Our moon has an undeniable affect on Earth's tides. Its gravitational pull causes rises and falls in our planet's sea level.
But what if the moon were to have a smaller, less visible affect on our planet?
A small handful of experts claim to have evidence that our satellite produces forces that can trigger earthquakes.
The moon's effect on earthquakes was hidden
Scientists have long pondered whether the moon's tides could be linked to earthquakes. After all, our satellite is always there, shifting the weight of the oceans and pulling at our planet.
Surely, all that pressure, even if it is incremental, would add up to a significant effect, scientists asked.
But until recently, datasets were not good enough to show the link between the moon and earthquakes, and the pull was deemed too weak to have any significant impact.
"For a while, it was a field where only fools worked," Chris Scholtz, a geologist and professor emeritus of earth and environmental science at Columbia Climate School, told Insider.
But with the advent of bigger and more comprehensive datasets over the past 20 years, the influence of the moon has started to emerge from the data. And it seems that in some cases, the moon did help trigger earthquakes around the world.
"With these huge datasets, they started to get some small but significant correlation," Scholtz said, adding: "Now it's credible," he said.
The moon can put the weight of the ocean on a volcano
A 2004 paper published in the peer-reviewed journal Science, for instance, found that earthquakes along underwater fault lines seemed to follow the tides of the ocean.
Scholtz and his team set out to study how the moon could be exerting its power on the earthquakes on the Axial Volcano on the Juan de Fuca ridge off the West coast of the US. Earthquakes here are about ten-fold more likely to happen when the tide has gone out, Scholtz said.

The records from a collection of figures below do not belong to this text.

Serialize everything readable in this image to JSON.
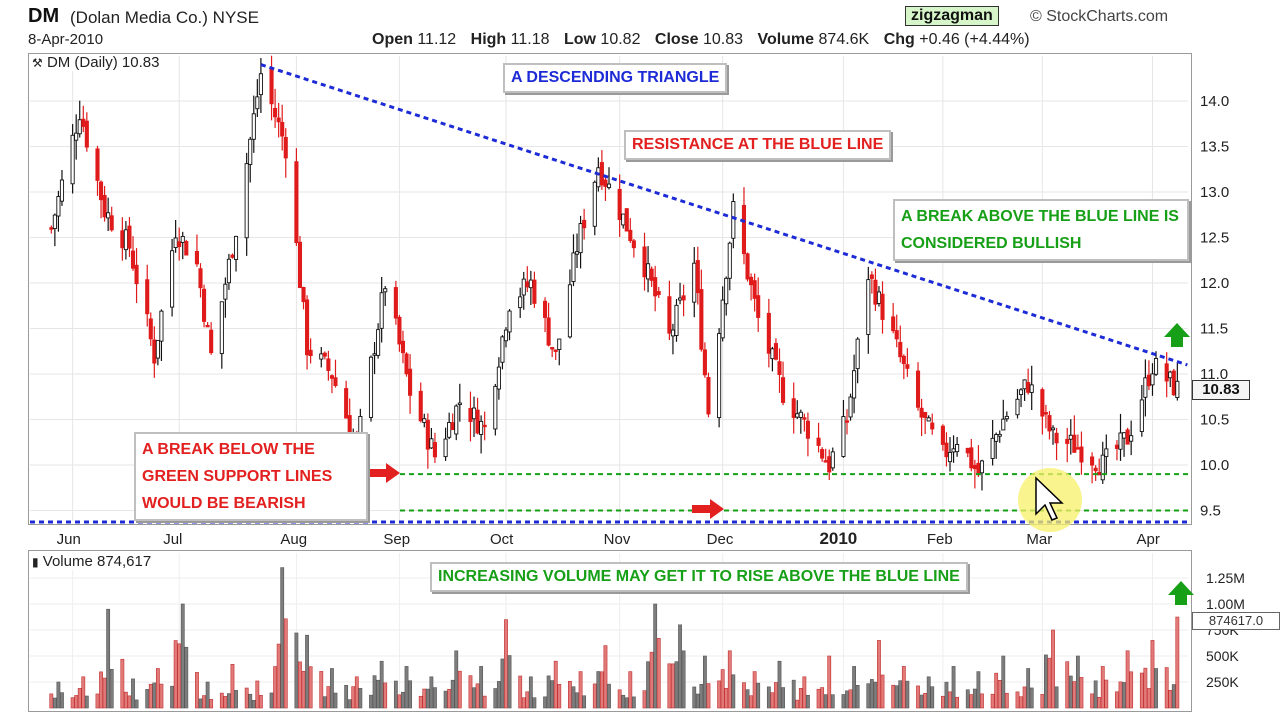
{
  "header": {
    "ticker": "DM",
    "company": "(Dolan Media Co.) NYSE",
    "date": "8-Apr-2010",
    "brand": "zigzagman",
    "site": "© StockCharts.com",
    "quote": {
      "open_label": "Open",
      "open": "11.12",
      "high_label": "High",
      "high": "11.18",
      "low_label": "Low",
      "low": "10.82",
      "close_label": "Close",
      "close": "10.83",
      "volume_label": "Volume",
      "volume": "874.6K",
      "chg_label": "Chg",
      "chg": "+0.46 (+4.44%)"
    }
  },
  "price_panel": {
    "legend": "DM (Daily) 10.83",
    "last_price": "10.83"
  },
  "volume_panel": {
    "legend": "Volume 874,617",
    "last_volume": "874617.0"
  },
  "annotations": {
    "triangle": "A DESCENDING TRIANGLE",
    "resistance": "RESISTANCE AT THE BLUE LINE",
    "break_above": "A BREAK ABOVE THE BLUE LINE IS CONSIDERED BULLISH",
    "break_below": "A BREAK BELOW THE GREEN SUPPORT LINES WOULD BE BEARISH",
    "volume": "INCREASING VOLUME MAY GET IT TO RISE ABOVE THE BLUE LINE"
  },
  "colors": {
    "up": "#111111",
    "down": "#e01b1b",
    "resistance_line": "#1d2bd6",
    "support_line": "#17a017",
    "vol_up": "#7d7d7d",
    "vol_down": "#e27a7a",
    "arrow_red": "#e32020",
    "arrow_green": "#17a017",
    "highlight": "#f8f06a"
  },
  "chart_data": [
    {
      "type": "candlestick",
      "title": "DM (Daily) 10.83",
      "x_tick_labels": [
        "Jun",
        "Jul",
        "Aug",
        "Sep",
        "Oct",
        "Nov",
        "Dec",
        "2010",
        "Feb",
        "Mar",
        "Apr"
      ],
      "y_tick_labels": [
        "9.5",
        "10.0",
        "10.5",
        "11.0",
        "11.5",
        "12.0",
        "12.5",
        "13.0",
        "13.5",
        "14.0"
      ],
      "ylim": [
        9.3,
        14.5
      ],
      "grid": true,
      "close_path": [
        {
          "x": "2009-05-26",
          "y": 12.6
        },
        {
          "x": "2009-06-03",
          "y": 13.9
        },
        {
          "x": "2009-06-10",
          "y": 12.8
        },
        {
          "x": "2009-06-17",
          "y": 12.4
        },
        {
          "x": "2009-06-24",
          "y": 11.2
        },
        {
          "x": "2009-06-30",
          "y": 12.6
        },
        {
          "x": "2009-07-06",
          "y": 12.2
        },
        {
          "x": "2009-07-10",
          "y": 11.2
        },
        {
          "x": "2009-07-17",
          "y": 12.6
        },
        {
          "x": "2009-07-24",
          "y": 14.3
        },
        {
          "x": "2009-07-31",
          "y": 13.5
        },
        {
          "x": "2009-08-06",
          "y": 11.3
        },
        {
          "x": "2009-08-13",
          "y": 11.0
        },
        {
          "x": "2009-08-20",
          "y": 10.2
        },
        {
          "x": "2009-08-28",
          "y": 12.0
        },
        {
          "x": "2009-09-04",
          "y": 10.8
        },
        {
          "x": "2009-09-11",
          "y": 10.1
        },
        {
          "x": "2009-09-18",
          "y": 10.7
        },
        {
          "x": "2009-09-25",
          "y": 10.4
        },
        {
          "x": "2009-10-02",
          "y": 11.8
        },
        {
          "x": "2009-10-08",
          "y": 12.0
        },
        {
          "x": "2009-10-15",
          "y": 11.2
        },
        {
          "x": "2009-10-21",
          "y": 12.4
        },
        {
          "x": "2009-10-27",
          "y": 13.3
        },
        {
          "x": "2009-11-02",
          "y": 12.8
        },
        {
          "x": "2009-11-09",
          "y": 12.2
        },
        {
          "x": "2009-11-16",
          "y": 11.4
        },
        {
          "x": "2009-11-23",
          "y": 12.2
        },
        {
          "x": "2009-11-27",
          "y": 10.6
        },
        {
          "x": "2009-12-04",
          "y": 12.8
        },
        {
          "x": "2009-12-11",
          "y": 11.6
        },
        {
          "x": "2009-12-18",
          "y": 10.8
        },
        {
          "x": "2009-12-25",
          "y": 10.4
        },
        {
          "x": "2009-12-31",
          "y": 10.0
        },
        {
          "x": "2010-01-05",
          "y": 10.5
        },
        {
          "x": "2010-01-11",
          "y": 12.1
        },
        {
          "x": "2010-01-18",
          "y": 11.4
        },
        {
          "x": "2010-01-25",
          "y": 10.6
        },
        {
          "x": "2010-02-01",
          "y": 10.1
        },
        {
          "x": "2010-02-05",
          "y": 10.3
        },
        {
          "x": "2010-02-11",
          "y": 9.9
        },
        {
          "x": "2010-02-18",
          "y": 10.5
        },
        {
          "x": "2010-02-25",
          "y": 10.9
        },
        {
          "x": "2010-03-04",
          "y": 10.3
        },
        {
          "x": "2010-03-11",
          "y": 10.2
        },
        {
          "x": "2010-03-18",
          "y": 10.0
        },
        {
          "x": "2010-03-25",
          "y": 10.3
        },
        {
          "x": "2010-04-01",
          "y": 11.1
        },
        {
          "x": "2010-04-08",
          "y": 10.83
        }
      ],
      "resistance_line": [
        {
          "x": "2009-07-24",
          "y": 14.4
        },
        {
          "x": "2010-04-08",
          "y": 11.1
        }
      ],
      "support_lines": [
        {
          "y": 9.9
        },
        {
          "y": 9.5
        }
      ]
    },
    {
      "type": "bar",
      "title": "Volume 874,617",
      "y_tick_labels": [
        "250K",
        "500K",
        "750K",
        "1.00M",
        "1.25M"
      ],
      "ylim": [
        0,
        1400000
      ],
      "bars": [
        {
          "x": "2009-05-26",
          "y": 250000
        },
        {
          "x": "2009-06-02",
          "y": 300000
        },
        {
          "x": "2009-06-09",
          "y": 950000
        },
        {
          "x": "2009-06-16",
          "y": 280000
        },
        {
          "x": "2009-06-23",
          "y": 380000
        },
        {
          "x": "2009-06-30",
          "y": 1000000
        },
        {
          "x": "2009-07-07",
          "y": 250000
        },
        {
          "x": "2009-07-14",
          "y": 420000
        },
        {
          "x": "2009-07-21",
          "y": 260000
        },
        {
          "x": "2009-07-28",
          "y": 1350000
        },
        {
          "x": "2009-08-04",
          "y": 700000
        },
        {
          "x": "2009-08-11",
          "y": 380000
        },
        {
          "x": "2009-08-18",
          "y": 300000
        },
        {
          "x": "2009-08-25",
          "y": 450000
        },
        {
          "x": "2009-09-01",
          "y": 400000
        },
        {
          "x": "2009-09-08",
          "y": 300000
        },
        {
          "x": "2009-09-15",
          "y": 550000
        },
        {
          "x": "2009-09-22",
          "y": 400000
        },
        {
          "x": "2009-09-29",
          "y": 850000
        },
        {
          "x": "2009-10-06",
          "y": 300000
        },
        {
          "x": "2009-10-13",
          "y": 450000
        },
        {
          "x": "2009-10-20",
          "y": 350000
        },
        {
          "x": "2009-10-27",
          "y": 600000
        },
        {
          "x": "2009-11-03",
          "y": 350000
        },
        {
          "x": "2009-11-10",
          "y": 1000000
        },
        {
          "x": "2009-11-17",
          "y": 800000
        },
        {
          "x": "2009-11-24",
          "y": 500000
        },
        {
          "x": "2009-12-01",
          "y": 550000
        },
        {
          "x": "2009-12-08",
          "y": 350000
        },
        {
          "x": "2009-12-15",
          "y": 450000
        },
        {
          "x": "2009-12-22",
          "y": 300000
        },
        {
          "x": "2009-12-29",
          "y": 500000
        },
        {
          "x": "2010-01-05",
          "y": 400000
        },
        {
          "x": "2010-01-12",
          "y": 650000
        },
        {
          "x": "2010-01-19",
          "y": 400000
        },
        {
          "x": "2010-01-26",
          "y": 300000
        },
        {
          "x": "2010-02-02",
          "y": 400000
        },
        {
          "x": "2010-02-09",
          "y": 350000
        },
        {
          "x": "2010-02-16",
          "y": 500000
        },
        {
          "x": "2010-02-23",
          "y": 380000
        },
        {
          "x": "2010-03-02",
          "y": 750000
        },
        {
          "x": "2010-03-09",
          "y": 500000
        },
        {
          "x": "2010-03-16",
          "y": 400000
        },
        {
          "x": "2010-03-23",
          "y": 550000
        },
        {
          "x": "2010-03-30",
          "y": 650000
        },
        {
          "x": "2010-04-08",
          "y": 874617
        }
      ]
    }
  ]
}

Their study, published in Nature Communications in 2019, found an explanation for the link between the moon and earthquakes. It suggested they were caused by the weight of the ocean pressing down on a volcano's magma chamber.
"What's happening is the tides are actually making the magma chamber inflate and deflate," he said. "That's what's causing the earthquakes."
Then when the tide is low, less water presses down on the chamber, which then inflates. This, in turn, puts more pressure on the fault line, making it more likely to jerk and create an earthquake.
The moon is also pulling at Earth's rocks
It's not just in the oceans where the moon is causing havoc. Though we may not feel it, the moon also causes tiny, but important, tides in rocks.
While standing on the surface of the Earth, it may be difficult to imagine mountains ebbing and flowing like the ocean, but rocks do bulge and squish under the pull from the moon
"Solid earth tides are the same as the tides, it's just on the solid earth. And the amplitude of motion is very tiny because the earth is very stiff," said Scholtz.
"You can measure it with a very sensitive instrument. But you can't notice it," he said.
These tides can deform the Earth by up to about 22 inches vertically and about 11 inches horizontally every day, Davide Zaccagnino, PhD student of geophysics at the Sapienza University of Rome, told Insider in an email.
"While fluids can flow, rocks can just slightly change their shape according to the intensity and direction of the tidal perturbation, which promotes stress accumulation," said Zaccagnino.
If rocks are already overstressed because of the action of tectonic forces, even a small stress the pull of the moon can be the straw that breaks the camel's back, creating a crack in the rock, he said.
"If surrounding rocks are also unstable, the fracture can speed up to involve large fault patches. The final outcome is an earthquake," said Zaccagnino.
It can push earthquakes over the edge
Let's get one thing clear: the moon isn't causing these earthquakes. Rather, it is when the rock is on the very brink of collapse that the moon's small tug could push it past that final tipping point.
This only happens in very specific circumstances, for instance, when the pressure from the moon's gravitational pull lines up perfectly with the fault line. So it is not like we could say that every earthquake is more likely to happen when the moon is out.
"Tides cannot help us to predict earthquakes. But they can help us to better understand their physics, which is still mainly unknown," said Zaccagnino.
Knowing when the moon's pull has been able to trigger on an earthquake can help us, for instance, understand when the crust was at a breaking point, Zaccagnino said.